A few seconds later Cindy appeared, looking bedraggled and pale. “What’s going on?” she asked.
“Are you okay?” Ray responded.
“No, I just finished doing what pregnant women often do during the first trimester.”
“Would you like some good news?”
“Yes.”
“I got the employment contract from the Simpkin firm. And guess how much they’re going to pay me?”
“I’m not in a guessing mood. Is it good?”
“Much better than good.” Ray told her the terms of the offer. “As soon as you feel better, schedule an appointment with the real estate agent. You’re getting a bigger nest.”
“Fantastic,” Cindy replied in a flat tone of voice. “And if that doesn’t sound like I mean it, it’s because my stomach is dragging down my heart and mind. Do you think you should get someone else to look over the agreement in case you missed something?”
“Who would I ask? My father? He knows less about employment law than I do. It’s a long document, but simple enough for me to decipher. Besides, I trust Nate to make the best proposal possible.”
“Okay, congratulations. I need to lie down for a few minutes, then I’ll call the Realtor.”
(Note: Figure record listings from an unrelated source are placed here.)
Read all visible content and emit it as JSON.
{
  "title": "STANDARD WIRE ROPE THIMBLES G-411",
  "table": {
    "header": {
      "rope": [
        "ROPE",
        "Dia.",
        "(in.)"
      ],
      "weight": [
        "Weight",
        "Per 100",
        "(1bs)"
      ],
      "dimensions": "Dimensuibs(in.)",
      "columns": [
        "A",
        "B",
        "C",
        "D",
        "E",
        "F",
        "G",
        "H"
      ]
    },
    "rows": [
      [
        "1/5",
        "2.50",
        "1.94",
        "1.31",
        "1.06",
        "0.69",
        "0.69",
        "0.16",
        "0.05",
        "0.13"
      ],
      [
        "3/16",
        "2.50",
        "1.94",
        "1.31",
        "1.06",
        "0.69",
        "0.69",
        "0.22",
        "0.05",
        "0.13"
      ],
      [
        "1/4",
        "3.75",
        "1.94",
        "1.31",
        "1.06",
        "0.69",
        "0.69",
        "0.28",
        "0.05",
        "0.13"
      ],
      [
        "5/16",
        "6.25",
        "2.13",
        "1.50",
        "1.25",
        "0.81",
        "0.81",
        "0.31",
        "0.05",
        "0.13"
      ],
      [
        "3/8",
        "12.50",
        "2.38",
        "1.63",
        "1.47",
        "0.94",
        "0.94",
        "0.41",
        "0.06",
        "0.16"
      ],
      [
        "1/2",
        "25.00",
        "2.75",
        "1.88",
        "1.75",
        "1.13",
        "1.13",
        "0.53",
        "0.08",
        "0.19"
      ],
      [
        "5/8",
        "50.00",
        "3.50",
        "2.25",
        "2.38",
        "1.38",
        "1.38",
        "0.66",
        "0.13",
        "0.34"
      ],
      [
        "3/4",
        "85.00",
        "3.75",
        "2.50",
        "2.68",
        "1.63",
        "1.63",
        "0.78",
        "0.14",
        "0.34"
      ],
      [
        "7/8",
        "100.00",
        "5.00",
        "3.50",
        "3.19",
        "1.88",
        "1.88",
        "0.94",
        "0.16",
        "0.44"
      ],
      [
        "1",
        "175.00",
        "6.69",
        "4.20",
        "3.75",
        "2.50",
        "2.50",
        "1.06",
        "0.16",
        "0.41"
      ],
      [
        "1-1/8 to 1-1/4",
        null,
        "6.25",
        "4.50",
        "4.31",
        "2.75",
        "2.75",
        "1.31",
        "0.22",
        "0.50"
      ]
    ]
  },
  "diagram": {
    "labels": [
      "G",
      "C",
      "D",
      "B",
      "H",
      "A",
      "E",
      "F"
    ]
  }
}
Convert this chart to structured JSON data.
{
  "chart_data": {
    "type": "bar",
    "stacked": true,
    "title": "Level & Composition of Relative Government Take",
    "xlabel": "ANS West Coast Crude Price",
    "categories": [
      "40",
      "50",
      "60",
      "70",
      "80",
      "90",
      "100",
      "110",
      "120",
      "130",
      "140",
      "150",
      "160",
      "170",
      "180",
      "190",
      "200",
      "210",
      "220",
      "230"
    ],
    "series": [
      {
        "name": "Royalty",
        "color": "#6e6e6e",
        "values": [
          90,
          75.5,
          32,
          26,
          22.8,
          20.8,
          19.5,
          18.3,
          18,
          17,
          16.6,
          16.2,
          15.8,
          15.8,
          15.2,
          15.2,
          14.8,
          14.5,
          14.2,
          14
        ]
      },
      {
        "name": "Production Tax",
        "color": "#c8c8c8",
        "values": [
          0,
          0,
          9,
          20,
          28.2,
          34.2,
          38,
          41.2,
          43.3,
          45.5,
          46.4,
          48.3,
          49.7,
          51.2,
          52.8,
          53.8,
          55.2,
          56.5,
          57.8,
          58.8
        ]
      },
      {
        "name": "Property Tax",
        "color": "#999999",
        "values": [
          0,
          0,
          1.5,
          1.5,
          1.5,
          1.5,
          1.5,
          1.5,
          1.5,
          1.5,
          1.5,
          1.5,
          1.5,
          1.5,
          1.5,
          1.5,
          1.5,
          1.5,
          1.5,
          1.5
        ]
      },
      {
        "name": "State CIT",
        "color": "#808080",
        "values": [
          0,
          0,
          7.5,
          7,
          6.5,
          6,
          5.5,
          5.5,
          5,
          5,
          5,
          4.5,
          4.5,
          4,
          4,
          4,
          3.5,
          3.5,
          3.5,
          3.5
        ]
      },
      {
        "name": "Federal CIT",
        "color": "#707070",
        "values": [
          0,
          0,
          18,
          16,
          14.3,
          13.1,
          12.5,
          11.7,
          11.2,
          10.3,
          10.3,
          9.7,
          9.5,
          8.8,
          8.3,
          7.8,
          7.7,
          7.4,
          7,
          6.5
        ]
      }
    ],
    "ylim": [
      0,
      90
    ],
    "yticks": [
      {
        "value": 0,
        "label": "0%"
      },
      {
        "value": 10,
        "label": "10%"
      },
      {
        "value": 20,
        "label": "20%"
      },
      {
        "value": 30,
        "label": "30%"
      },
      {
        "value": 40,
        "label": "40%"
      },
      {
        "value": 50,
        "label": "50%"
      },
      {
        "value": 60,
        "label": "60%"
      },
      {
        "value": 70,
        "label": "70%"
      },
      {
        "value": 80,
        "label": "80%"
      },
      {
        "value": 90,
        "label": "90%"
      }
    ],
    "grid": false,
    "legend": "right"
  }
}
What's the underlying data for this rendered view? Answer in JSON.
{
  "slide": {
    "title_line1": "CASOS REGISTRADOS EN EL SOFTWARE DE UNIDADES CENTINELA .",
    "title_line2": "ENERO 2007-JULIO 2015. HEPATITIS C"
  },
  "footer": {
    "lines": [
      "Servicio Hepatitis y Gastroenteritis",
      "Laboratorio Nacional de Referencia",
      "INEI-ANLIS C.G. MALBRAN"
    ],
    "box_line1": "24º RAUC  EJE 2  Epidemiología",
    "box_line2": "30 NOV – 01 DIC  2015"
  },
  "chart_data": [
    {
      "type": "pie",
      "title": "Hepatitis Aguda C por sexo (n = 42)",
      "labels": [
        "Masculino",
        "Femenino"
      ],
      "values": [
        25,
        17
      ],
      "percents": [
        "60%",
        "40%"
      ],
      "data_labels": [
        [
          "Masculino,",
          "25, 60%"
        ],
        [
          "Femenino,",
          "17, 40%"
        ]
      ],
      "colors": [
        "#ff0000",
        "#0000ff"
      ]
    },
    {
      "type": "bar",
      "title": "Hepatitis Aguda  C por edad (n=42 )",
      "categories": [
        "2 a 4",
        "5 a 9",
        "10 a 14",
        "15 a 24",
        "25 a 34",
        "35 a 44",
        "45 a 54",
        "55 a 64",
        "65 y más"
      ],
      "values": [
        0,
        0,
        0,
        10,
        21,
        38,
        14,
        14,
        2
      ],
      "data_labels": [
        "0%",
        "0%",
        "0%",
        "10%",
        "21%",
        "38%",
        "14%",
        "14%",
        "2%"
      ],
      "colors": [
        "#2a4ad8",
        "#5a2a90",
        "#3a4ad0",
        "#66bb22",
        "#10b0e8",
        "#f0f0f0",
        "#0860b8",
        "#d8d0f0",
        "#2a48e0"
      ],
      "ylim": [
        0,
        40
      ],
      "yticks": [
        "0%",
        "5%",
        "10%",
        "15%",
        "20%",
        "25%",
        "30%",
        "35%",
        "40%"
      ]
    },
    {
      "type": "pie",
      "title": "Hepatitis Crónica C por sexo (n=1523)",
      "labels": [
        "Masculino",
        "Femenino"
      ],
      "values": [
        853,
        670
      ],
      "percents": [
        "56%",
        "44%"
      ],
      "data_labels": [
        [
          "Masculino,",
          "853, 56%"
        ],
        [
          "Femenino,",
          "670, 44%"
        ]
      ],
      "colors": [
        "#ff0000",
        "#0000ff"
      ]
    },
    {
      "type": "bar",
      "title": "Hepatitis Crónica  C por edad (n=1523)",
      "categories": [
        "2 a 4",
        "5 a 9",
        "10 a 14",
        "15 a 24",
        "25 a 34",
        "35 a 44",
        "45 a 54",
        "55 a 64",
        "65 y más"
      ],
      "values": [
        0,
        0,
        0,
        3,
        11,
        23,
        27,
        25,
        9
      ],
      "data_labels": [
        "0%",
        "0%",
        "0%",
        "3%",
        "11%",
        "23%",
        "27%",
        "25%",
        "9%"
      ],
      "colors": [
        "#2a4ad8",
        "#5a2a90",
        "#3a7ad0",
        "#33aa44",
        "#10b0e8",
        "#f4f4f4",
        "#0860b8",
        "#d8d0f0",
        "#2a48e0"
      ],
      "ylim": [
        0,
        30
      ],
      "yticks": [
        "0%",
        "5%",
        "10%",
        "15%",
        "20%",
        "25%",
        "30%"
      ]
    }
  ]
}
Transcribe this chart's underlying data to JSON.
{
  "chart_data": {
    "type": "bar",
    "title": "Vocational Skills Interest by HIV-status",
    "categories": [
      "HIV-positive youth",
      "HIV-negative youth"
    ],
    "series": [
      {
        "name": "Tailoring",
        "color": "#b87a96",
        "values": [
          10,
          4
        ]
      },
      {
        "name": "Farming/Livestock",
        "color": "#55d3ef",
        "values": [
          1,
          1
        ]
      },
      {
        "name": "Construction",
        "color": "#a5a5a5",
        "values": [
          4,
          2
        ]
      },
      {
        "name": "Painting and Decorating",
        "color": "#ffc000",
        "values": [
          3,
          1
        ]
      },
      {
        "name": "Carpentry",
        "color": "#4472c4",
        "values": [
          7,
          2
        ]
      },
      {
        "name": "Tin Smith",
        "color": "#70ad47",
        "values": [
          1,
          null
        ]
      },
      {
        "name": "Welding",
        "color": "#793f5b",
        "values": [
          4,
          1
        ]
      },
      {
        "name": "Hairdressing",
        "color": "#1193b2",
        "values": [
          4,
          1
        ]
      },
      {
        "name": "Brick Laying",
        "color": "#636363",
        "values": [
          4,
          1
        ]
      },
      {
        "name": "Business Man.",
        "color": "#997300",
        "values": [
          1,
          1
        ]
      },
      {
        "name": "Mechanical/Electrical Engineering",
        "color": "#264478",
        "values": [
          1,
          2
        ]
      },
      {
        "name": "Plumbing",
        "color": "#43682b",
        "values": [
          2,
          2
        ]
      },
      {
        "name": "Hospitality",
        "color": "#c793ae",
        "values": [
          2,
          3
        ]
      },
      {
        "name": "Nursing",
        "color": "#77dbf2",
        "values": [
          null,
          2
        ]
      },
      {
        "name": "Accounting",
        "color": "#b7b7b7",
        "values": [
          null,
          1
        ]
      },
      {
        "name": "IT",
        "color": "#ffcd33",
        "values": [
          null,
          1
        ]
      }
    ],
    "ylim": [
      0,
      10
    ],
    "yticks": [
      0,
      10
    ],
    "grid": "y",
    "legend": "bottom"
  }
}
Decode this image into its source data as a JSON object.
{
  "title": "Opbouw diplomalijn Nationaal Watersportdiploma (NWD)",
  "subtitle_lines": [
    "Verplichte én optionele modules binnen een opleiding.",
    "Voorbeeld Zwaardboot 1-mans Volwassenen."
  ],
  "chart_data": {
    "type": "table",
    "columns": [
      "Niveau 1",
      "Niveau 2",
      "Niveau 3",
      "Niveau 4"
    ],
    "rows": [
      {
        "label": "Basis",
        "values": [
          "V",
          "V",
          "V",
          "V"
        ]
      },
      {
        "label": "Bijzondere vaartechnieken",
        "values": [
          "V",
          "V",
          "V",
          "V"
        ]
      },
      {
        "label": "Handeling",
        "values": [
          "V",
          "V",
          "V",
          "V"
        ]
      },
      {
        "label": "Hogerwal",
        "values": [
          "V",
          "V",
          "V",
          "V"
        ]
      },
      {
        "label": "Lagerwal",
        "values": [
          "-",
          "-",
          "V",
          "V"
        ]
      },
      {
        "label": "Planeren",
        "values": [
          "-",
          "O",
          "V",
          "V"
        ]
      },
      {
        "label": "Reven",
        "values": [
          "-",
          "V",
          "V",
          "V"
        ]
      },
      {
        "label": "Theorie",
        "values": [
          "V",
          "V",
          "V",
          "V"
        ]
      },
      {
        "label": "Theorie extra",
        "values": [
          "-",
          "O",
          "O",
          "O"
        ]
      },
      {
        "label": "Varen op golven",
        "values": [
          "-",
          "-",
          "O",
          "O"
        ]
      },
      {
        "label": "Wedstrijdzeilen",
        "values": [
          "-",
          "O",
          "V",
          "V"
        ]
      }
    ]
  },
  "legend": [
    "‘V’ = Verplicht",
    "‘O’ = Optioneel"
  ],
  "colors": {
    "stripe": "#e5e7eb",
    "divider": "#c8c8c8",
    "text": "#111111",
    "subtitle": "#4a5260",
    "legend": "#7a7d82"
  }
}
Ray signed the contract, scanned it, and sent it to Nate with a note reiterating his appreciation for the job and promising to be there bright and early Monday morning. The next stage of his life was set.
Wanting to tell someone, he took out his cell phone and called Roxy. He didn’t really expect her to answer, but to his surprise, she did.
“I thought I’d leave you a voice mail,” he began.